Mesajı Okuyun
Old 29-12-2011, 12:01   #333
Av.Ufuk Bozoğlu

 
Varsayılan

Alıntı:
"Belirsiz alacak davası 1 Ekim 2011 'den sonra açılabilecektir. Zira HMK'nın 448.maddesine göre:

"Bu kanun hükümleri, tamamlanmış işlemleri etkilememek kaydıyla derhal uygulanır."

HMK'nın zaman itibariyle uygulanmasına ilişkin bu genel hükme göre, belirsiz alacak davasına ilişkin hükümde (m.107) Ekim'den itibaren uygulanacaktır. 1 Ekim 2011'den önce açılan davalar için belirsiz alacak davası hükümleri uygulama imkanı bulamayacaktır. Ancak kısmi dava açan bir kişi 1 Ekim 2011'den sonra talep sonucunu değiştirerek kısmi davayı belirsiz alacak davasına dönüştürebilir.Ancak bilindiği gibi, davacının talep sonucunu değiştirebilmesi ancak karşı tarafın rızası veya ıslah yolu ile mümkün olabilecektir. 1 Ekimden sonra iddia ve savunmanın değiştirilmesi HMK'ya tabi olacağından, talep sonucunun değiştirilmesi için davalının açık rızası gereklidir.(HMK.m.141) Karşı taraf açıkça muvafakat vermezse, bu durumda davacı ıslah yoluna başvurarak talep sonucunu değiştirebilir. "

Benim yukarıdaki "hukuki görüşten" anladığım:

1-)1 Ekim 2011 öncesi kısmi olarak açılan davalara TAM DAVA olarak devam edilemez: Nasıl ki olmayan bir şeyi sonradan var edemezsiniz, olanı da yok edemezsiniz. Yani "artık" hukuki yararın yoktur, alacağının kalanını dava edemezsin demek hiçbir hukuk ilkesi ile bağdaşmaz. Davacı talebini tekrarla alacağının bir kısmı ve sonrasında ıslahı veya ek davası ile de tüm alacağını hüküm altına aldırabilmelidir.

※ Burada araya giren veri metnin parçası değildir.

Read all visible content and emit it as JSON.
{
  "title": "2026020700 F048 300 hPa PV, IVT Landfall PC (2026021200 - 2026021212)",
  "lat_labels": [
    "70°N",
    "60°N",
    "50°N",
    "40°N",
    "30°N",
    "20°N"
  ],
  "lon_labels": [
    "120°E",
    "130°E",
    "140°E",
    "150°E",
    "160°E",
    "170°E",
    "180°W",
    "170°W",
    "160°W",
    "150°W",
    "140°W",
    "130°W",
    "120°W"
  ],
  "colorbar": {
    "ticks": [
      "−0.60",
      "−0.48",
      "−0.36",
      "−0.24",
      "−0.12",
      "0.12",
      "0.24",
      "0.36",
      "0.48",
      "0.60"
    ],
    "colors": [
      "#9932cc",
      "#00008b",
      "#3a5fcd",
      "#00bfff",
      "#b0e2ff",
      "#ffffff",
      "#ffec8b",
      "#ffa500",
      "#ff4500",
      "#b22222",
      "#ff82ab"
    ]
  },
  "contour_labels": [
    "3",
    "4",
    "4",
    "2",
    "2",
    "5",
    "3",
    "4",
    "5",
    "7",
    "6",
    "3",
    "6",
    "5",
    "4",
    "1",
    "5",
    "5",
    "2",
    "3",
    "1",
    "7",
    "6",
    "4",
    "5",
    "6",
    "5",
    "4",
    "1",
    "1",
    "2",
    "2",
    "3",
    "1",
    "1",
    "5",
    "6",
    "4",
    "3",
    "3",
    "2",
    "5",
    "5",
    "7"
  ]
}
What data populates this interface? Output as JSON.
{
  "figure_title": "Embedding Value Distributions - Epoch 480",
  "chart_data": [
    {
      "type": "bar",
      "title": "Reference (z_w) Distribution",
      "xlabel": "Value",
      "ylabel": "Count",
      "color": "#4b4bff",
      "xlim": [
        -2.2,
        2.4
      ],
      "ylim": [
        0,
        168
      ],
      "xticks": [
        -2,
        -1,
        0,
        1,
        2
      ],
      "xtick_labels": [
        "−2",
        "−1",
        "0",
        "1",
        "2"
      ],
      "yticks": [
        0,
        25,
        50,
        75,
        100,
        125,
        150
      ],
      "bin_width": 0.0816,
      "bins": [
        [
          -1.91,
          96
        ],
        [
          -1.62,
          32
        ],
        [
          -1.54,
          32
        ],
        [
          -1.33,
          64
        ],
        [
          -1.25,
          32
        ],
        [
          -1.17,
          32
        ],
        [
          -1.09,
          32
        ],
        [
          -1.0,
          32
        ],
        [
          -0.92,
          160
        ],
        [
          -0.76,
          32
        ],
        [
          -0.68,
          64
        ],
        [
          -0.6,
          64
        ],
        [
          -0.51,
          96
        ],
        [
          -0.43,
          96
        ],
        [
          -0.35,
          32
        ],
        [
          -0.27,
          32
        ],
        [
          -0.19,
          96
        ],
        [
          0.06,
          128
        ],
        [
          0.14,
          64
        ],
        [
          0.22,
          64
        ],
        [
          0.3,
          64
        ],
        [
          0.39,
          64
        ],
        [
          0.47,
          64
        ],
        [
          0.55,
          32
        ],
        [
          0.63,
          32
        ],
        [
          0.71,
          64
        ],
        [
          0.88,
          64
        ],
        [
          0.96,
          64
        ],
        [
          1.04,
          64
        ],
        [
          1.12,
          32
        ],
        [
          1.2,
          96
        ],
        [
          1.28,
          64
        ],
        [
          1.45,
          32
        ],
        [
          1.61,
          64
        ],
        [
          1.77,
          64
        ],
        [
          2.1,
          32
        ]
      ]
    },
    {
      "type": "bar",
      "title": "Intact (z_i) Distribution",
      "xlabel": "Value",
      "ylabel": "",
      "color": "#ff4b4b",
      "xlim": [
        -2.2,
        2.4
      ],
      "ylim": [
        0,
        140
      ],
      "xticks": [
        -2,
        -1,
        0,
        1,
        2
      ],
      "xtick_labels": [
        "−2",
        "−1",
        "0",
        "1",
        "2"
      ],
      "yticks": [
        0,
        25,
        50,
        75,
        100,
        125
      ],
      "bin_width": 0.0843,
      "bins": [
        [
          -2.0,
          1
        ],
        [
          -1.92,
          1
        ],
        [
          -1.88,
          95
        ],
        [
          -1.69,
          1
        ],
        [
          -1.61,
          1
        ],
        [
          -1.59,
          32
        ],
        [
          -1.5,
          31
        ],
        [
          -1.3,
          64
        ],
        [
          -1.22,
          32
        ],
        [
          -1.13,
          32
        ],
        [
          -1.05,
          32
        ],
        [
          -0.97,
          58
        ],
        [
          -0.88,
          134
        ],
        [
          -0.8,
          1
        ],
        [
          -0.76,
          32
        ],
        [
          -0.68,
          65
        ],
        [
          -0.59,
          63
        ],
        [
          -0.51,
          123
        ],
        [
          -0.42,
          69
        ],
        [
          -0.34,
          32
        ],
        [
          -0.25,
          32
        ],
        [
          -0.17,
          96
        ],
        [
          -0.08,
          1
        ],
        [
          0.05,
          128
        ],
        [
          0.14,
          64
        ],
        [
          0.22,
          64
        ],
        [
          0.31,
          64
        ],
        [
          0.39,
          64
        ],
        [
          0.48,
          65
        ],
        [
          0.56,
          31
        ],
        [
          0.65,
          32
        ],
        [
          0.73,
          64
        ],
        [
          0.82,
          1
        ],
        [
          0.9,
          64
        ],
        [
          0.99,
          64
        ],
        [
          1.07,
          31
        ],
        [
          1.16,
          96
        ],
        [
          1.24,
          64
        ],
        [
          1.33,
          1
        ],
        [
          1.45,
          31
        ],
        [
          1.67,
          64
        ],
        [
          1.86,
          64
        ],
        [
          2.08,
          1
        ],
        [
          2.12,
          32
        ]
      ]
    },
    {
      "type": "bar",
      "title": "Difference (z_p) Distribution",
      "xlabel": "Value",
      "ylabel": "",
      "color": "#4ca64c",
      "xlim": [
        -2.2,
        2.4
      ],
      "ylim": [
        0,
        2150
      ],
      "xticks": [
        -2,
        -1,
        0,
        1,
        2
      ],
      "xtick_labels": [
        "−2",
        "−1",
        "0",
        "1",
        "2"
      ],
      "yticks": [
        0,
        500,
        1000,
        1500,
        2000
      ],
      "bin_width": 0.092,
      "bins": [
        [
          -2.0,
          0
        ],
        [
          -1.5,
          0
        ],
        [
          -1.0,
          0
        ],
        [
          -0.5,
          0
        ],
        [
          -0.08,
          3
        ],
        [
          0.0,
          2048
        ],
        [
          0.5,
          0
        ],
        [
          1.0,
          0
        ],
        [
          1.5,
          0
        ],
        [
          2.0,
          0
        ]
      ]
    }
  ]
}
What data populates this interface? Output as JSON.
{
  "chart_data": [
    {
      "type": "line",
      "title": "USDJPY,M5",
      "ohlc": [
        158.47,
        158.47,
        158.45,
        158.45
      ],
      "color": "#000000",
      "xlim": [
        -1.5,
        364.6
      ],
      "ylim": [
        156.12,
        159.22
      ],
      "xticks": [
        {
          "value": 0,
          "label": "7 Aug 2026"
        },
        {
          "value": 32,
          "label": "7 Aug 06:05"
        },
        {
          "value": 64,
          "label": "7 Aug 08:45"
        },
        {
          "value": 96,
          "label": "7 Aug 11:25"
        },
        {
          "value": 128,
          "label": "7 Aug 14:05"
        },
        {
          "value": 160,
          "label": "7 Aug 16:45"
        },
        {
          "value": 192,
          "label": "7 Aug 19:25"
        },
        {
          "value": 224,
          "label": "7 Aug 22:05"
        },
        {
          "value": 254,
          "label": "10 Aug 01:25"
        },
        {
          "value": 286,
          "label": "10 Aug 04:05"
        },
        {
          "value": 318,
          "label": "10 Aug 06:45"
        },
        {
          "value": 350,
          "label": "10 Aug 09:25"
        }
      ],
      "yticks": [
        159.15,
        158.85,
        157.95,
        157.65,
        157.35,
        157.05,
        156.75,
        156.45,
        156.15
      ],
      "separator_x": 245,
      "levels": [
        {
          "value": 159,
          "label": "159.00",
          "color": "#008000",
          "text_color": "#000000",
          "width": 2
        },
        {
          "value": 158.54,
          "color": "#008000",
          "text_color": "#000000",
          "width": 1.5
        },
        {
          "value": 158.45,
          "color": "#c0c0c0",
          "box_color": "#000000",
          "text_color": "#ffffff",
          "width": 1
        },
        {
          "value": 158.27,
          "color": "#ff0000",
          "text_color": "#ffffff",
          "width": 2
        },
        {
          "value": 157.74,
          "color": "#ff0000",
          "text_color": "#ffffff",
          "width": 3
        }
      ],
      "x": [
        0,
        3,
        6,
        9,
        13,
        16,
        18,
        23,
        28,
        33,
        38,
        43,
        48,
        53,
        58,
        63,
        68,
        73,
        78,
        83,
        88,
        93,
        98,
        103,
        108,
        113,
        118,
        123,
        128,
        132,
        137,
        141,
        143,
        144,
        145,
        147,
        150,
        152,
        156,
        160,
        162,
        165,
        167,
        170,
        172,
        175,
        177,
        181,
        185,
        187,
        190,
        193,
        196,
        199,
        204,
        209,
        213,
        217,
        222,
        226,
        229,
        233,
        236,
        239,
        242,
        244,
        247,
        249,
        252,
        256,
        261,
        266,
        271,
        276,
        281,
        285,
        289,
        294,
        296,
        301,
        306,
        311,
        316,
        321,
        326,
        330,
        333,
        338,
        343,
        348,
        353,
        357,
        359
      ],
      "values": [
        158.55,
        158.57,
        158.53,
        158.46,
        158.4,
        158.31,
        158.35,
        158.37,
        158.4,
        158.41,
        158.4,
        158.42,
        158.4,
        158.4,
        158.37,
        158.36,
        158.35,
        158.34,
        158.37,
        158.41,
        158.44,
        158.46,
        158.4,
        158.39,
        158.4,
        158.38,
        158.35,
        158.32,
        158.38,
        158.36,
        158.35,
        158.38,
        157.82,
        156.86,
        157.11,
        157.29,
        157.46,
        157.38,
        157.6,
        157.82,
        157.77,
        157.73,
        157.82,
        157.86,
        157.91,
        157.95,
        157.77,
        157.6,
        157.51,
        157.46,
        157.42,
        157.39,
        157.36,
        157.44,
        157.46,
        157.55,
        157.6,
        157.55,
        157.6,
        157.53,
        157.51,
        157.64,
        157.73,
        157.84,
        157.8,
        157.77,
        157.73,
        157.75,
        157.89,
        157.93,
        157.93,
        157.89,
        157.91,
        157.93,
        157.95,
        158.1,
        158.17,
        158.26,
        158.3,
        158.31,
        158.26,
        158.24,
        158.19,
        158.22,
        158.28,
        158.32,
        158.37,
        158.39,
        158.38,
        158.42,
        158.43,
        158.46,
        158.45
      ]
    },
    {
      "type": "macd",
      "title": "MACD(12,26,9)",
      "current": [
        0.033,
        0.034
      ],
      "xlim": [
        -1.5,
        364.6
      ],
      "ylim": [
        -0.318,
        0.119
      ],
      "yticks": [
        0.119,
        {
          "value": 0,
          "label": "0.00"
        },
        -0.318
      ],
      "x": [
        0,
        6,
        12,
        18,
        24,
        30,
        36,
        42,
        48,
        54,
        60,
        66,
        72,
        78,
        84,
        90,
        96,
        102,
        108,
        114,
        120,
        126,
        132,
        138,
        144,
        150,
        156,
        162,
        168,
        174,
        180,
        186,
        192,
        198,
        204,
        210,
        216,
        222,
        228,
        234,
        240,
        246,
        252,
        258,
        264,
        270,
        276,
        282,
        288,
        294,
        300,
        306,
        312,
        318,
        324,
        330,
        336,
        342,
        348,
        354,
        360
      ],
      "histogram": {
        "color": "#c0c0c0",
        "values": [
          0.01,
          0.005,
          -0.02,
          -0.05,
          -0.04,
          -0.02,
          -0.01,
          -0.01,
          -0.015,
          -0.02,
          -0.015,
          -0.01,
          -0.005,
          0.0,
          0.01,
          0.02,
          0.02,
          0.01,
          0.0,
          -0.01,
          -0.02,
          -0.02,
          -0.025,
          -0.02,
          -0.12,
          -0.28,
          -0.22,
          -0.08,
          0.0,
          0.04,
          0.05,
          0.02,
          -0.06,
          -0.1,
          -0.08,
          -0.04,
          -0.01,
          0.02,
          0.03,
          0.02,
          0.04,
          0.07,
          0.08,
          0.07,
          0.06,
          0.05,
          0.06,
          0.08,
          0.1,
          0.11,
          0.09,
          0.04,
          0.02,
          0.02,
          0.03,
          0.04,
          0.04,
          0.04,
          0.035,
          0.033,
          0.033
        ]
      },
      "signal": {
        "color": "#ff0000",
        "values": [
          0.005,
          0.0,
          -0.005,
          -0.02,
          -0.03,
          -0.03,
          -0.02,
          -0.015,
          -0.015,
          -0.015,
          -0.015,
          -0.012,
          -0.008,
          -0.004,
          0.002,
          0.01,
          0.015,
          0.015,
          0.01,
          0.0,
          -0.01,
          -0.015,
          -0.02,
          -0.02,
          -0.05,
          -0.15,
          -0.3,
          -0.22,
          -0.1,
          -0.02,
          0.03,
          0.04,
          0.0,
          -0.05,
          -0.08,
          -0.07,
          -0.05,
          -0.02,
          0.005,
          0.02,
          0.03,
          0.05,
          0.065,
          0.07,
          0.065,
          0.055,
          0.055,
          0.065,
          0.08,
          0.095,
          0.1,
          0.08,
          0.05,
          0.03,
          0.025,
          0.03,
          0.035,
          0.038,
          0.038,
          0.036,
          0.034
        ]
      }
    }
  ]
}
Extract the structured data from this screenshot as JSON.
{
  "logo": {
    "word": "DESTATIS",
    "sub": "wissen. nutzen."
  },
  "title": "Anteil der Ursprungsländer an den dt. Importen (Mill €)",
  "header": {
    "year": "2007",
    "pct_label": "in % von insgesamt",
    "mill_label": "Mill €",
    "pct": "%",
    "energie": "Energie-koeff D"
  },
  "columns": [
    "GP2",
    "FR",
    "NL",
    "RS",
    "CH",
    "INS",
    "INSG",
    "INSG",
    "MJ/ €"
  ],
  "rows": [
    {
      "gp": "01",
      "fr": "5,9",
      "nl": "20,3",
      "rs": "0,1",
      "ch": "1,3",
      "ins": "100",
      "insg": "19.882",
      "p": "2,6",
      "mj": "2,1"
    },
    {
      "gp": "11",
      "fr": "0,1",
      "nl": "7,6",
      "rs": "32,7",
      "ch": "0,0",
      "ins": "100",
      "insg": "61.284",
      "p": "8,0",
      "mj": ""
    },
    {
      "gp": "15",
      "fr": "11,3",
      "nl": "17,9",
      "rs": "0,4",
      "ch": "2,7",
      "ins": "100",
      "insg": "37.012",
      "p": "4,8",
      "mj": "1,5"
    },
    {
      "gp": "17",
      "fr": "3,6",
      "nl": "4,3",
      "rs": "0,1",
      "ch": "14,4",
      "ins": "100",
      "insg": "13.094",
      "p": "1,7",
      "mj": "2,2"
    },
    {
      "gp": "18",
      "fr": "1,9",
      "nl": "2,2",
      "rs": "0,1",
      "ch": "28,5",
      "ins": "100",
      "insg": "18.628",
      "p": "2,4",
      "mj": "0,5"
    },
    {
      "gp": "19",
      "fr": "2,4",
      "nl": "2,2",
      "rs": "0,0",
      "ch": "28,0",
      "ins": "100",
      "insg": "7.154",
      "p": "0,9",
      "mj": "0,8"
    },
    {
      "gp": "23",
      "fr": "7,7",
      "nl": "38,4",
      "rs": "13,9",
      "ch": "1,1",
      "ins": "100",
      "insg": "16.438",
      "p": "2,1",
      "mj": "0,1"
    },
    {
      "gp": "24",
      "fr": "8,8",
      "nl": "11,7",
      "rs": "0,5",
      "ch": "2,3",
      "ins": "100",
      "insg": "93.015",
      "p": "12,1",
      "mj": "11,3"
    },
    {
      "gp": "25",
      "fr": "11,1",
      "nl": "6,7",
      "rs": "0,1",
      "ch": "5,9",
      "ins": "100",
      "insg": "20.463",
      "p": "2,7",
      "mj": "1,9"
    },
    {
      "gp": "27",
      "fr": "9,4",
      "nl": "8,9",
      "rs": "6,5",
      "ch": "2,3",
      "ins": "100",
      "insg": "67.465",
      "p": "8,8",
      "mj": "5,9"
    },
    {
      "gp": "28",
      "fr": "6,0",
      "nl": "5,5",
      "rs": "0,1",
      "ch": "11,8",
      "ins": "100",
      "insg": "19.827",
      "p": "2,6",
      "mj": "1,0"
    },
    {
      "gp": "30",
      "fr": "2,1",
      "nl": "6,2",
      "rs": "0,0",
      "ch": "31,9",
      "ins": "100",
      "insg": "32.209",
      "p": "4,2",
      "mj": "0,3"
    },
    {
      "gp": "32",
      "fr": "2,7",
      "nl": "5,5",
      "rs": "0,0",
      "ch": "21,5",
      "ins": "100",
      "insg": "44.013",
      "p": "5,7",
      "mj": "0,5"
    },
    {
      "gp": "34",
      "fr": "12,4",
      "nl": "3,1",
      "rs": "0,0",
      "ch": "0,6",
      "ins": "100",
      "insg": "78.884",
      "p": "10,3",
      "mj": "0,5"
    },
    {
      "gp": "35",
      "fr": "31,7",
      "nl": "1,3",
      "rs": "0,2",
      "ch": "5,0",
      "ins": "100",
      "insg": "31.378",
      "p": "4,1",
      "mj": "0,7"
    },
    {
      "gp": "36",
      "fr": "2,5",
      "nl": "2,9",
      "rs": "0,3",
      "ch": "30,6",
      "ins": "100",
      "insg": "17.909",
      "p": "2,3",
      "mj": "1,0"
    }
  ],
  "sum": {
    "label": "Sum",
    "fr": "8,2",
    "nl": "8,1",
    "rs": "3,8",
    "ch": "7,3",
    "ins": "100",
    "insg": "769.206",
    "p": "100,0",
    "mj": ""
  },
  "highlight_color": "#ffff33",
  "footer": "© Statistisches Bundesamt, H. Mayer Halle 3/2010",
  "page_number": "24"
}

2-)1 Ekim 2011 öncesi kısmi olarak açılan davalara aynen KISMİ DAVA olarak devam edilir: 1.Ekim 2011 öncesi davanın açıldığı tarihte hukuki yararı olan kişinin eldeki davada hukuki yararının varlığı aynen devam edecektir.

3-) 1 Ekim 2011 öncesi kısmi olarak açılan davalara BELİRSİZ ALACAK DAVASI olarak devam da edilebilir: Bu da ancak davacının kullanmak zorunda olmadığı ancak usul hükümleri ile "dava açıldıktan sonra" HMK. 141 ile yolu yöntemi belirlenmiş kendisine tanınan hak ile kullanabileceği irade açıklaması ile mümkündür.

Bunda da şuna dikkat edilmelidir. Dilekçeler aşaması geçmediyse davacı davasını kendiliğinden değiştirebilir. Veya açıklayabilir. Eğer dilekçeler aşaması geçmişse de ıslah yöntemini kullanabilir.


Kendimce : Burada dikkat edilmesi gereken -vurgu- şudur; ekim öncesi belirsiz alacak davası yoktu, bu tarihten önce açılanların hiçbiri kendiliğinden belirsiz alacak davası değildir. Ve yine bu tarihten önce açılanlar kendiliğinden yeni bir şey(tam dava) de değildir.